In the final decree entered June 12, 1953, reference to the property settlement agreement is made as follows:

“AND IT IS FURTHER ORDERED, ADJUDGED AND DECREED by the Court that the property settlement agreement heretofore entered into by the plaintiff and defendant on or about the 3rd day of November, 1952, and incorporated in the Interlocutory Decree herein is hereby confirmed and approved.”

The wife alleges that throughout the negotiations leading to the settlement agreement, as well as in the divorce action, she was not represented by counsel and had no advice as to her legal rights; that she was induced to enter into the agreement by the false representations of the husband, his counsel and his friends; that the value of the property awarded to her by the agreement was substantially less than that represented, while that retained by the husband was considerably more; that at the time of these transactions she was mentally and physically ill and had no knowledge of her lawful and just rights under the circumstances.

It is urged that the trial court erred in holding that the instant action is a collateral attack on the divorce decree, and that such decree is res judicata of the issues presented by plaintiff’s complaint. Defendant contends that the agreement was merged in the divorce decree, hence is a bar to this action.

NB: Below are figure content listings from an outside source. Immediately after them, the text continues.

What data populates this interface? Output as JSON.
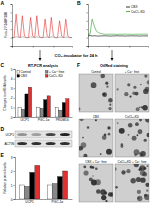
{
  "chart_data": [
    {
      "type": "line",
      "y_label": "Fura-2 F340/F380",
      "tick_labels": false,
      "x": [
        0,
        1,
        2,
        3,
        4,
        5,
        6,
        7,
        8,
        9,
        10,
        11,
        12,
        13,
        14,
        15,
        16,
        17,
        18,
        19,
        20,
        21,
        22,
        23,
        24,
        25,
        26,
        27,
        28,
        29
      ],
      "xlim": [
        0,
        29
      ],
      "xticks": [
        0,
        10,
        20
      ],
      "ylim": [
        0,
        2.5
      ],
      "yticks": [
        0,
        0.5,
        1,
        1.5,
        2,
        2.5
      ],
      "series": [
        {
          "color": "#e03030",
          "values": [
            0.5,
            0.5,
            1.9,
            0.6,
            0.5,
            1.8,
            0.6,
            0.5,
            0.5,
            1.7,
            0.6,
            0.5,
            1.8,
            0.6,
            0.5,
            0.5,
            1.6,
            0.6,
            0.5,
            1.7,
            0.6,
            0.5,
            0.5,
            1.5,
            0.6,
            0.5,
            1.6,
            0.6,
            0.5,
            0.5
          ]
        },
        {
          "color": "#8a8a8a",
          "values": [
            0.5,
            0.5,
            0.55,
            0.52,
            0.5,
            0.55,
            0.52,
            0.5,
            0.5,
            0.54,
            0.52,
            0.5,
            0.55,
            0.52,
            0.5,
            0.5,
            0.53,
            0.52,
            0.5,
            0.54,
            0.52,
            0.5,
            0.5,
            0.53,
            0.52,
            0.5,
            0.53,
            0.52,
            0.5,
            0.5
          ]
        }
      ]
    },
    {
      "type": "line",
      "tick_labels": false,
      "legend": "upper right",
      "x": [
        0,
        1,
        2,
        3,
        4,
        5,
        6,
        7,
        8,
        9,
        10,
        11,
        12,
        13,
        14,
        15,
        16,
        17,
        18,
        19,
        20,
        21,
        22,
        23,
        24,
        25,
        26,
        27,
        28,
        29
      ],
      "xlim": [
        0,
        29
      ],
      "xticks": [
        0,
        10,
        20
      ],
      "ylim": [
        0,
        2.5
      ],
      "yticks": [
        0,
        0.5,
        1,
        1.5,
        2,
        2.5
      ],
      "series": [
        {
          "name": "CBX",
          "color": "#000000",
          "values": [
            0.6,
            0.62,
            0.6,
            0.61,
            0.6,
            0.59,
            0.6,
            0.6,
            0.61,
            0.6,
            0.6,
            0.59,
            0.6,
            0.6,
            0.61,
            0.6,
            0.6,
            0.6,
            0.59,
            0.6,
            0.6,
            0.61,
            0.6,
            0.6,
            0.6,
            0.59,
            0.6,
            0.6,
            0.6,
            0.6
          ]
        },
        {
          "name": "CoCl₂-KD",
          "color": "#2ca02c",
          "values": [
            0.7,
            0.7,
            1.6,
            1.2,
            0.9,
            0.8,
            0.75,
            0.72,
            0.7,
            0.7,
            0.7,
            0.71,
            0.7,
            0.7,
            0.69,
            0.7,
            0.7,
            0.7,
            0.71,
            0.7,
            0.7,
            0.7,
            0.69,
            0.7,
            0.7,
            0.7,
            0.7,
            0.71,
            0.7,
            0.7
          ]
        }
      ]
    },
    {
      "type": "bar",
      "title": "RT-PCR analysis",
      "y_label": "Changes in mRNA levels",
      "legend": "top",
      "categories": [
        "UCP1",
        "PGC-1α",
        "PRDM16"
      ],
      "ylim": [
        0,
        5
      ],
      "yticks": [
        0,
        1,
        2,
        3,
        4,
        5
      ],
      "series": [
        {
          "name": "Control",
          "color": "#ffffff",
          "values": [
            1,
            1,
            1
          ]
        },
        {
          "name": "+ Ca²⁺ free",
          "color": "#888888",
          "values": [
            0.8,
            0.9,
            0.7
          ]
        },
        {
          "name": "CBX",
          "color": "#000000",
          "values": [
            2.4,
            1.8,
            1.5
          ]
        },
        {
          "name": "CoCl₂-KD",
          "color": "#e03030",
          "values": [
            3.1,
            2.2,
            1.9
          ]
        }
      ]
    },
    {
      "type": "bar",
      "y_label": "Relative protein levels",
      "categories": [
        "UCP1",
        "PGC-1α"
      ],
      "ylim": [
        0,
        3
      ],
      "yticks": [
        0,
        1,
        2,
        3
      ],
      "series": [
        {
          "color": "#ffffff",
          "values": [
            1,
            1
          ]
        },
        {
          "color": "#888888",
          "values": [
            0.9,
            1.1
          ]
        },
        {
          "color": "#000000",
          "values": [
            1.9,
            1.6
          ]
        },
        {
          "color": "#e03030",
          "values": [
            2.4,
            2.0
          ]
        }
      ]
    }
  ],
  "figure": {
    "panel_labels": [
      "A",
      "B",
      "C",
      "D",
      "E",
      "F"
    ],
    "arrow_text": "CO₂-incubator for 24 h",
    "blot": {
      "labels": [
        "UCP1",
        "ACTIN"
      ]
    },
    "staining": {
      "title": "OilRed staining",
      "labels": [
        "Control",
        "+ Ca²⁺ free",
        "CBX",
        "CoCl₂+KD",
        "CBX + Ca²⁺ free",
        "CoCl₂+KD + Ca²⁺ free"
      ]
    }
  }
}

The question posed here is: May the plaintiff assail the settlement agreement in a separate action as-fraudulent, or, under the circumstances shown, was the agreement merged in the divorce decree so as to render a separate action thereon a collateral attack on such decree? We think that McWilliams v. McWilliams, 110 *520 Colo. 173, 132 P. (2d) 966; Campbell v. Goodbar, 110 Colo. 403, 134 P. (2d) 1060; Edwards v. Edwards, 113 Colo. 390, 157 P. (2d) 616, and the later case of the United States National Bank v. Bartges, 120 Colo. 317, 210 P. (2d) 600, have resolved the question contrary to the contentions of the defendant. The rule announced in those cases may be summarized as follows: Where the trial court in a divorce action has had no part in determining the property and financial rights of the parties, other than to approve and confirm an agreement purporting to settle all such financial and property rights, the incorporation of such agreement by reference in the interlocutory or final decree in the action does not make the terms of such agreement an order or decree of the court; is not a determination by the court of the respective rights of the parties, but is their voluntary adjustment of their differences, and unless the terms thereof are adopted by the court and fully and specifically set forth in the order or decree, the rights of the parties rest wholly upon the contract and not upon the decree of the court.

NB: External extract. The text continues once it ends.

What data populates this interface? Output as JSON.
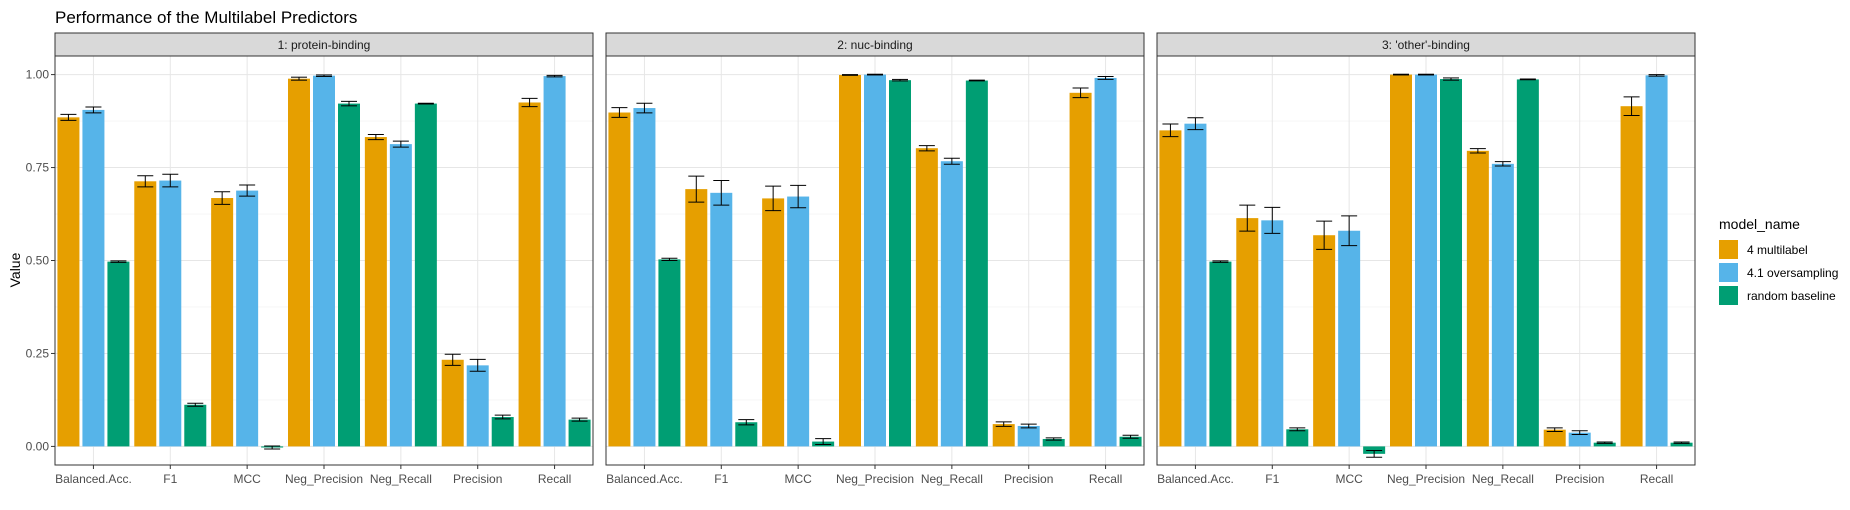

McWilliams v. McWilliams, supra, was action for divorce commenced in the county court and a contract entered into by the parties by which they attempted to settle their financial differences. It was therein provided that the articles of agreement would be specifically referred to and incorporated in the divorce decree. The interlocutory decree entered thereafter recited the following: “Ordered, Adjudged and Decreed that the agreement heretofore entered into by and between the parties hereto, introduced in evidence herein and identified as Exhibit A be and the same is hereby approved by the court and made a part of this decree.” Later an action was commenced in the district court on the settlement agreement and a motion to dismiss was granted on the ground that the district court was without jurisdiction for the reason that the matter had already been adjudicated in the county court. The clear cut issue there, and *521 here, was whether the property settlement agreement was merged in the final decree. In holding that it was not, the court said:

“If the property rights and obligations of the parties to a divorce action, who have entered into a settlement agreement, are to rest upon the decree therein, then any such agreement as to those rights and obligations should be fully and specifically set forth in the decree, in order that the duties imposed upon, and the rights granted to, the parties can be ascertained from the decree itself.”